In 1977, ten years after his opening salvo against the Rolling Stones, Dervish found favour with the new-wave – and was again employed by the NME, his column reinstated. Dervish’s bilious attitude seemed to chime with the spirit of punk, making him a kind of unwitting spokesman for the movement. Whilst The Ramones were initially dismayed at his ‘cackhanded oatmeal for the tone-spastic’ remarks, other bands started to take a sort of proud pleasure in being lambasted by this anti-journo. Sham 69 even pasted excerpts from Dervish’s pre-release review on the sleeve of their debut single. ‘Shitty gratings from the end of a yelping rod’, read the cutting.
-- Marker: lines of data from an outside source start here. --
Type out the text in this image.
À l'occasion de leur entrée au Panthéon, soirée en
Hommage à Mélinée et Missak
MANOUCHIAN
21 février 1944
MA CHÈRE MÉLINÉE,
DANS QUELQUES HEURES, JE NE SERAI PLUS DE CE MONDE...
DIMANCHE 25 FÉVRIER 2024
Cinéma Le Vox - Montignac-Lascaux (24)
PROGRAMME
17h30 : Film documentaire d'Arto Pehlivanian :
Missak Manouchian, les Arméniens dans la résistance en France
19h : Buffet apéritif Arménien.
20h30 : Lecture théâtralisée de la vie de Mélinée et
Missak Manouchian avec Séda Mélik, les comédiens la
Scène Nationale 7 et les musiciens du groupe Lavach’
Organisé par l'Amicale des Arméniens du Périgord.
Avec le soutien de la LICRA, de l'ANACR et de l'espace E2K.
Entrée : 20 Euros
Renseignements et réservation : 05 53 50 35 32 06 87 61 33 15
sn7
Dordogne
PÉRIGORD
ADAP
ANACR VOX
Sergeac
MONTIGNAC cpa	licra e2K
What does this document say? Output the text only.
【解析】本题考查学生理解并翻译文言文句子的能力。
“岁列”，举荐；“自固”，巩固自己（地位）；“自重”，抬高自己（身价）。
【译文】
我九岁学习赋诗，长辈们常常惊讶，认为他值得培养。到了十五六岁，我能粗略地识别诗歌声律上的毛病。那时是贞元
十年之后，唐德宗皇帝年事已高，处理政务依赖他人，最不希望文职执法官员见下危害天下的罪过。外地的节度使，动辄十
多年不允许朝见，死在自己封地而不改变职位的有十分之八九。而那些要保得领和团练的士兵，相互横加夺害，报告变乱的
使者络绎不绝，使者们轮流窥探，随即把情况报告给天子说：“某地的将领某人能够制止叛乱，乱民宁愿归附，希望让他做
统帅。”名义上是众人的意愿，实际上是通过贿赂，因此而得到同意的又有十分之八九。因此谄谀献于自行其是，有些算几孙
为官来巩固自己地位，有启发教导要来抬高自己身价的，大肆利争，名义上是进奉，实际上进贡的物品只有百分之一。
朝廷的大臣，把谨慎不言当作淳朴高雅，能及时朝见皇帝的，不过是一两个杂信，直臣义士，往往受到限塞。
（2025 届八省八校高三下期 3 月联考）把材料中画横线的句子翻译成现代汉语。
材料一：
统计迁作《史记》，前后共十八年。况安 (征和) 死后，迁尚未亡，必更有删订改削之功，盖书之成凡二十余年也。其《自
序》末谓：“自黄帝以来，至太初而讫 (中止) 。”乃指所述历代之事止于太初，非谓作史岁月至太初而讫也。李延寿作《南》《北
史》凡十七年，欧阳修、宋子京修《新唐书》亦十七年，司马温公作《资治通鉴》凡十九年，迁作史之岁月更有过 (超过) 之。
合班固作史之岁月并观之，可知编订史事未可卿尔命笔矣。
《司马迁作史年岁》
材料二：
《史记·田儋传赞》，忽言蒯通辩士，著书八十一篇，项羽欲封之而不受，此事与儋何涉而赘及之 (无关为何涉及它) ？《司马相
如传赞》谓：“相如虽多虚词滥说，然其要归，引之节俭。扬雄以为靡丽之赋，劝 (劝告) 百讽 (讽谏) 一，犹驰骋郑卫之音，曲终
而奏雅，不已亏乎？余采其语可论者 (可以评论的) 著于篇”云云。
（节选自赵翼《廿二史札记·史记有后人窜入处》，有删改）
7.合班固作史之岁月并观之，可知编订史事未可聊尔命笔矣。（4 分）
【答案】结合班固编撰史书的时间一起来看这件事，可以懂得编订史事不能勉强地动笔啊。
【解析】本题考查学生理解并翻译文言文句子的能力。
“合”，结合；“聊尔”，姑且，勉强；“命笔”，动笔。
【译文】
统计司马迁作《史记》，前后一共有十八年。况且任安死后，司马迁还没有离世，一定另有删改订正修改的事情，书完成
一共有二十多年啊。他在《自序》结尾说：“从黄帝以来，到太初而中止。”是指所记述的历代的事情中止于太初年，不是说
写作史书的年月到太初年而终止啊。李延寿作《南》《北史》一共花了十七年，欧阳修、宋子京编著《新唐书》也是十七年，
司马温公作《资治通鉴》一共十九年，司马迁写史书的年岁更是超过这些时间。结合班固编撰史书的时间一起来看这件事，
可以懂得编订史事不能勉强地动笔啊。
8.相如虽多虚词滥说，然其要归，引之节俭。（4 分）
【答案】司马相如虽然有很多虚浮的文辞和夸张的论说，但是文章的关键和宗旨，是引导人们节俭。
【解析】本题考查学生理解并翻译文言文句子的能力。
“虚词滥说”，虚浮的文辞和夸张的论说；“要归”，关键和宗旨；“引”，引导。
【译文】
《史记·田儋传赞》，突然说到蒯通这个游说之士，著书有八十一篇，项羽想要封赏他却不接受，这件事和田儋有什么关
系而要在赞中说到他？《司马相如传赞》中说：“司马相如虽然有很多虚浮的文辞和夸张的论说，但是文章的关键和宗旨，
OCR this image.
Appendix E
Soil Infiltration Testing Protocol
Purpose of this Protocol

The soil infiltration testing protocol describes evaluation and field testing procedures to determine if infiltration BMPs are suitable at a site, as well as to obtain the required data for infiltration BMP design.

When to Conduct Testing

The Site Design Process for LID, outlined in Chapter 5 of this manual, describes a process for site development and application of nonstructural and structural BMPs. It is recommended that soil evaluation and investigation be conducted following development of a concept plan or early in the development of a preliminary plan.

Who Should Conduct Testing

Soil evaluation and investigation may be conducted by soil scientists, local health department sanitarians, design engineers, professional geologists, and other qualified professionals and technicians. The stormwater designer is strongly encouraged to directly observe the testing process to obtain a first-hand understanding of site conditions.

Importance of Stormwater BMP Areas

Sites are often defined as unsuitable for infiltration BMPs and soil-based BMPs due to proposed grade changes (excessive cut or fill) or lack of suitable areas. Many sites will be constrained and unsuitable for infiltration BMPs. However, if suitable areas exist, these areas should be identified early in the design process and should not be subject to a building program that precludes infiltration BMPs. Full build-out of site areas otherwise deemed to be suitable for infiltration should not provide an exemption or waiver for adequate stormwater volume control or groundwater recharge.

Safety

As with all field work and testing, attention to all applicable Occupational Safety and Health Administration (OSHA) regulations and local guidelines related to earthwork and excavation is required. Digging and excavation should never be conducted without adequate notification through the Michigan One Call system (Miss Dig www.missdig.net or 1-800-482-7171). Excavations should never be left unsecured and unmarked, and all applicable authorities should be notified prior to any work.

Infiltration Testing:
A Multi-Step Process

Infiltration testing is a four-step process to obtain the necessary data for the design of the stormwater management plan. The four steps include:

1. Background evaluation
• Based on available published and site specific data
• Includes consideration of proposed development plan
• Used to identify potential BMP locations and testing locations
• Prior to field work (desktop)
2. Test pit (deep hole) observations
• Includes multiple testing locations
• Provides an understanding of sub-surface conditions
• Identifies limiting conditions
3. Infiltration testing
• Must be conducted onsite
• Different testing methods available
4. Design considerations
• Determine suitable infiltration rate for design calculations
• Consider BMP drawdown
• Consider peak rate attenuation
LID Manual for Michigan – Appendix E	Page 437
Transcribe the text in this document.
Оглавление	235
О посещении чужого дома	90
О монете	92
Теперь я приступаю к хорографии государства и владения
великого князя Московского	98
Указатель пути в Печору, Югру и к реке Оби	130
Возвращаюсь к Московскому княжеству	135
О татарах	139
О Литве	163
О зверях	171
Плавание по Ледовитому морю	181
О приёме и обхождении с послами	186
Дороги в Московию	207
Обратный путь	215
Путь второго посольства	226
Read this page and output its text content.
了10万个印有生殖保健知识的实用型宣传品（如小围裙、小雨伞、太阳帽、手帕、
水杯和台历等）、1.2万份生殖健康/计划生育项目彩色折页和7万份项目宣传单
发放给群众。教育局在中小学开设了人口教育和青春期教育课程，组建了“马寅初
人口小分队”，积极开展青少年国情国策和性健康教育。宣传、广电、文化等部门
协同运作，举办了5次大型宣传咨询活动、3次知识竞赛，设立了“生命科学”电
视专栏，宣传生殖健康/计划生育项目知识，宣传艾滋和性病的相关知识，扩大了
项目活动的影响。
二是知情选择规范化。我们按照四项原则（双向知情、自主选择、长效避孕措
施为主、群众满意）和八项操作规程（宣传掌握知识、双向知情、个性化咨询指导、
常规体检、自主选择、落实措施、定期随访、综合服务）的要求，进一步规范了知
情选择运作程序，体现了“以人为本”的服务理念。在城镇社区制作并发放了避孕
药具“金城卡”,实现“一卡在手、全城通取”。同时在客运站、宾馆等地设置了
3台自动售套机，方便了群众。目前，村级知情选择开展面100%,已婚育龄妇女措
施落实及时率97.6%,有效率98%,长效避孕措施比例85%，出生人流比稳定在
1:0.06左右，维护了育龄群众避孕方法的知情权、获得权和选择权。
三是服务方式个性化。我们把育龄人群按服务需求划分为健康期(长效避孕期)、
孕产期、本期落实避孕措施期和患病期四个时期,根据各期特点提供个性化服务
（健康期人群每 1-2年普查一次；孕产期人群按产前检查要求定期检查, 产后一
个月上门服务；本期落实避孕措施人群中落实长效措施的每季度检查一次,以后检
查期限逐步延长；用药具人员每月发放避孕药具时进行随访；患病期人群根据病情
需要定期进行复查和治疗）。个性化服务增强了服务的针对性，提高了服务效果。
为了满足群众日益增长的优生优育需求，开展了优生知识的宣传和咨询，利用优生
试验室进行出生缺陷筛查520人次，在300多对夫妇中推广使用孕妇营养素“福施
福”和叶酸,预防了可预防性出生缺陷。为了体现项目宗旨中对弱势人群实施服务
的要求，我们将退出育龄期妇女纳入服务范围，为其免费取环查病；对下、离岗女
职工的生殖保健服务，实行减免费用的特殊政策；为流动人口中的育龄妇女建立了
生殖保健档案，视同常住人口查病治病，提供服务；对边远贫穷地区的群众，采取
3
Dervish became increasing scathing as the 80s wore on, until he was again dropped by the NME after filing an interview with new-romantics, Visage, comprised entirely of expletives. Eight years later Dervish resurfaced for the launch of his self-financed and short-lived magazine, Sack of Shit. Sadly, the publication folded after issue two, due to a bold editorial decision to leave all but six pages blank. It sold precisely three copies. Undeterred, Oliver Dervish continued to write typically caustic music reviews for his website until his unexpected and sudden death during an Atomic Kitten gig in 2004. This book is a fitting testimony to the man and his powerful prose.